I have a problem. I want to get all documents of a collection with ~ 1 mio documents inside. I asked myself what is the fastest way to get all documents inside a collection. Is it with cursor
or with .all
? And are there any recommendation for the batch_size
?
cursor
from arango import ArangoClient
# Initialize the ArangoDB client.
client = ArangoClient()
# Connect to database as user.
db = client.db(<db>, username=<username>, password=<password>)
cursor = db.aql.execute('FOR doc IN <Collection> RETURN doc', stream=True, ttl=3600, batch_size=<batchSize>)

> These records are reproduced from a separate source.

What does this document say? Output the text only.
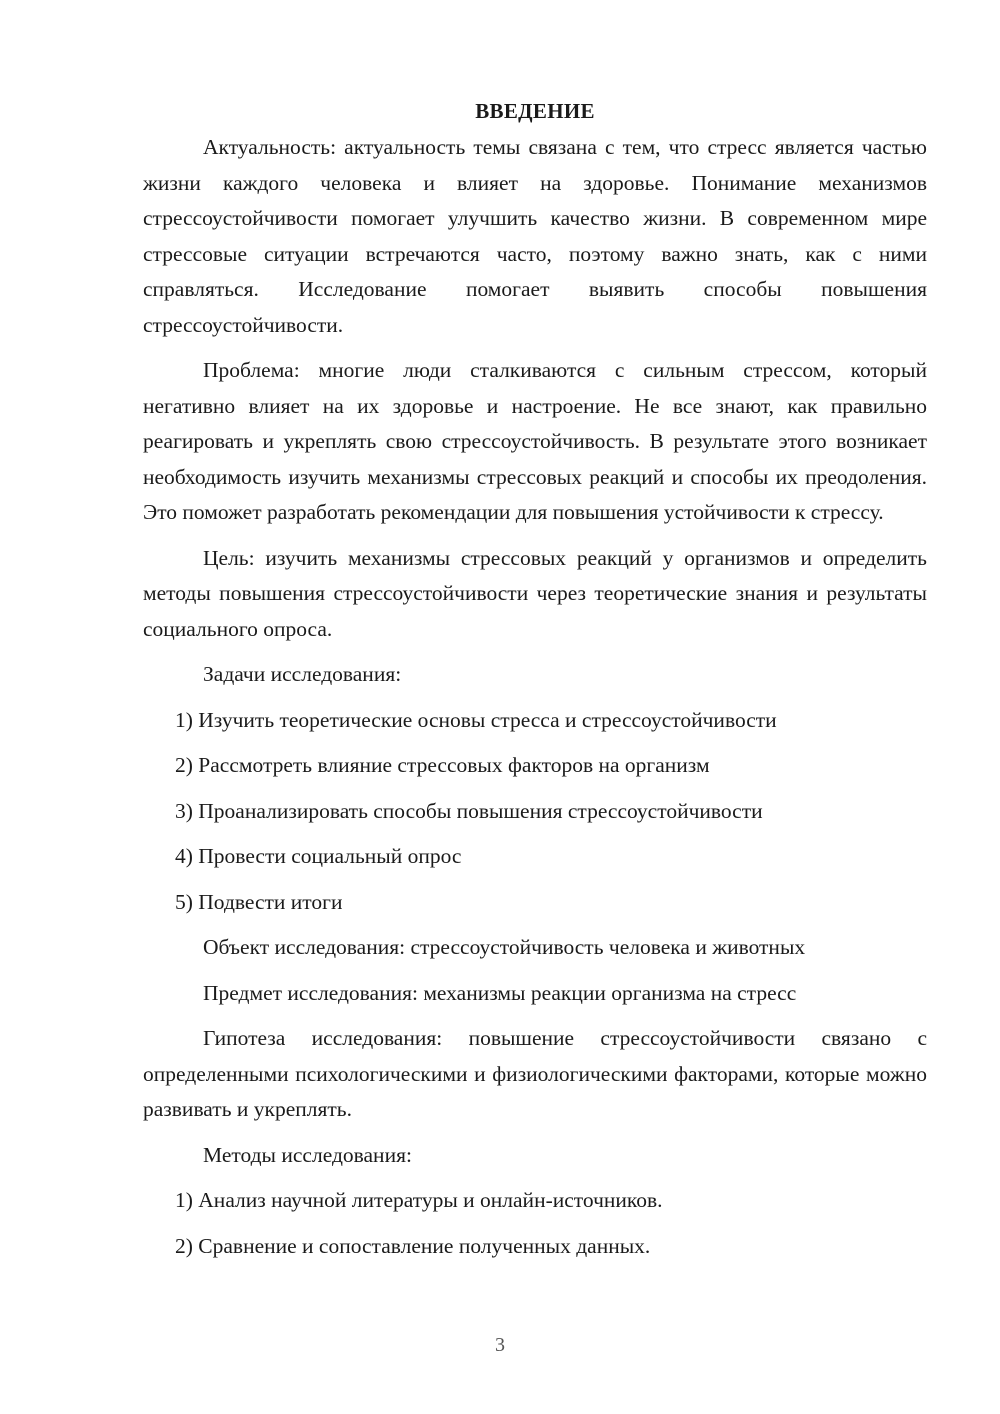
ВВЕДЕНИЕ

Актуальность: актуальность темы связана с тем, что стресс является частью жизни каждого человека и влияет на здоровье. Понимание механизмов стрессоустойчивости помогает улучшить качество жизни. В современном мире стрессовые ситуации встречаются часто, поэтому важно знать, как с ними справляться. Исследование помогает выявить способы повышения стрессоустойчивости.

Проблема: многие люди сталкиваются с сильным стрессом, который негативно влияет на их здоровье и настроение. Не все знают, как правильно реагировать и укреплять свою стрессоустойчивость. В результате этого возникает необходимость изучить механизмы стрессовых реакций и способы их преодоления. Это поможет разработать рекомендации для повышения устойчивости к стрессу.

Цель: изучить механизмы стрессовых реакций у организмов и определить методы повышения стрессоустойчивости через теоретические знания и результаты социального опроса.

Задачи исследования:
1) Изучить теоретические основы стресса и стрессоустойчивости
2) Рассмотреть влияние стрессовых факторов на организм
3) Проанализировать способы повышения стрессоустойчивости
4) Провести социальный опрос
5) Подвести итоги
Объект исследования: стрессоустойчивость человека и животных
Предмет исследования: механизмы реакции организма на стресс

Гипотеза исследования: повышение стрессоустойчивости связано с определенными психологическими и физиологическими факторами, которые можно развивать и укреплять.

Методы исследования:
1) Анализ научной литературы и онлайн-источников.
2) Сравнение и сопоставление полученных данных.
3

collection = [doc for doc in cursor]
.all
- with custom HTTP Client
from arango import ArangoClient
from arango.http import HTTPClient
class MyCustomHTTPClient(HTTPClient):
REQUEST_TIMEOUT = 1000
# Initialize the ArangoDB client.
client = ArangoClient(
http_client=MyCustomHTTPClient())
# Connect to database as user.
db = client.db(<db>, username=<username>, password=<password>)
collec = db.collection('<Collection>')
collection = collec.all()
If you want all documents in the memory then the
.all
will be the fastest because it uses the library's method for getting all the results which is optimized.If you can process each document as they come in then the
cursor
is the best way to do it to avoid the memory overhead.But the best way to decide this is to run tests measure the timing because many factors can effect the speed, such as the connection type and speed to the DB, amount of memory in your computer, etc. The examples you gave look simple enough to do such measurements pretty fast.